On Tuesday, 13 March 2012 at 06:53:30 UTC, Chad J wrote:
Hey, I'd love to see more sorting algorithms in phobos. Being stuck with one seems kind of... wrong.

Things like this are better left to 3rd party libs. Phobos already has two, a stable and unstable sort, which fulfill 99% of cases.

If the range is a linked list, shouldn't it be possible to do a merge sort with optimally in-place and use no extra memory whatsoever? I know it can be done in-place, but I've never benchmarked it. I wonder if it's worth considering, and how it would compare against array-based merge sort with allocations and such.

Yes, it's possible because insertions are inexpensive in linked lists.
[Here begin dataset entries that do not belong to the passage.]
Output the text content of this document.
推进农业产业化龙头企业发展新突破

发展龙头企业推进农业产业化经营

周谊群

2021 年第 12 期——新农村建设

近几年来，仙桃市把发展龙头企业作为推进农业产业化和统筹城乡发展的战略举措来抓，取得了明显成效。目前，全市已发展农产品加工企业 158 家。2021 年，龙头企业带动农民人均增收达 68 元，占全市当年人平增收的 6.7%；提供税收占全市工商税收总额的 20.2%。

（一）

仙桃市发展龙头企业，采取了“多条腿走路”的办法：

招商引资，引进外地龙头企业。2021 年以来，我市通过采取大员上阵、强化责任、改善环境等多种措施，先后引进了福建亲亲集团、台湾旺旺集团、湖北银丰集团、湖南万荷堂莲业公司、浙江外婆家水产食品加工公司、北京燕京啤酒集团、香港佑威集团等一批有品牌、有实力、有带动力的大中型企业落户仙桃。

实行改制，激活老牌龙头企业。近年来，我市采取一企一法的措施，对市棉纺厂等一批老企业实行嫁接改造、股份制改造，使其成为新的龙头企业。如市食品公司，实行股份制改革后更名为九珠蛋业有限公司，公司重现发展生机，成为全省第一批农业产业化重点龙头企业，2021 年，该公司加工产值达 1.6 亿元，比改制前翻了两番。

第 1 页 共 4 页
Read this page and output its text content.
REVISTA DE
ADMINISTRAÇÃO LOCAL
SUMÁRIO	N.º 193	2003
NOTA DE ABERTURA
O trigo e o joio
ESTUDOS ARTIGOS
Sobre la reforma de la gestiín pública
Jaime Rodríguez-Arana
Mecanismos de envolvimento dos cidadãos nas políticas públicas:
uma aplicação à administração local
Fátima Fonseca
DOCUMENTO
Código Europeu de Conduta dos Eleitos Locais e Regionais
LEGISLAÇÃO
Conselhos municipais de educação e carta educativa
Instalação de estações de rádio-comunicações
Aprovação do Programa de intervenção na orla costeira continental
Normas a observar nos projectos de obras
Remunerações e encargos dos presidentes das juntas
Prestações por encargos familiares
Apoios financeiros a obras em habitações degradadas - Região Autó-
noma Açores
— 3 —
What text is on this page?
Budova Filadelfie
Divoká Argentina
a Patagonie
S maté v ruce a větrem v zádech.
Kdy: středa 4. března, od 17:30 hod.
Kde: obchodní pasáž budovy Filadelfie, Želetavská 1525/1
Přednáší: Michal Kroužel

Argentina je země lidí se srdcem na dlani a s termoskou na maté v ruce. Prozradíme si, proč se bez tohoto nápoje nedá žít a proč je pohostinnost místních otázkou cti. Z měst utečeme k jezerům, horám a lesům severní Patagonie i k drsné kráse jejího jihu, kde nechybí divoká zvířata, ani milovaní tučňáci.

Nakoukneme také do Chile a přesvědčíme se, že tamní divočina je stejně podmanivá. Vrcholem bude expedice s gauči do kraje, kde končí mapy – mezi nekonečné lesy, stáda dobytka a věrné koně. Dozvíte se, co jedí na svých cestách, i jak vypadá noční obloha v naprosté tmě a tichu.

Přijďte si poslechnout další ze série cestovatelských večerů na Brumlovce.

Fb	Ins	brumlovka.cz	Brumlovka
However, it would be impractical to implement one at the moment because Phobos has no concept of linked lists (ranges wouldn't cover it).

Although it's probably out of your scope right now, I'd like to see insertion sort some day. I would use it for things like broadphase sorting in collision detection (that is, you sort everything by say, x coordinates first, and then you can walk through the whole simulation from left-to-right and have very few things to check collisions for at each point). Since the ordering of the objects in the simulation is unlikely to change much between frames, it will be almost entirely sorted each time. I have to imagine insertion sort would be awesome at that; nearly O(n). Maybe if it hits more than log(n) nonlocal insertions it would bail out into a merge sort or something.

Insertion sort is one of the simplest sorts to write. I use it to optimize this stable sort as its super efficient at sorting small sublists. A natural merge sort would also work well in this case, but Timsort would work best. Timsort is also a natural merge sort, but it goes much farther than that.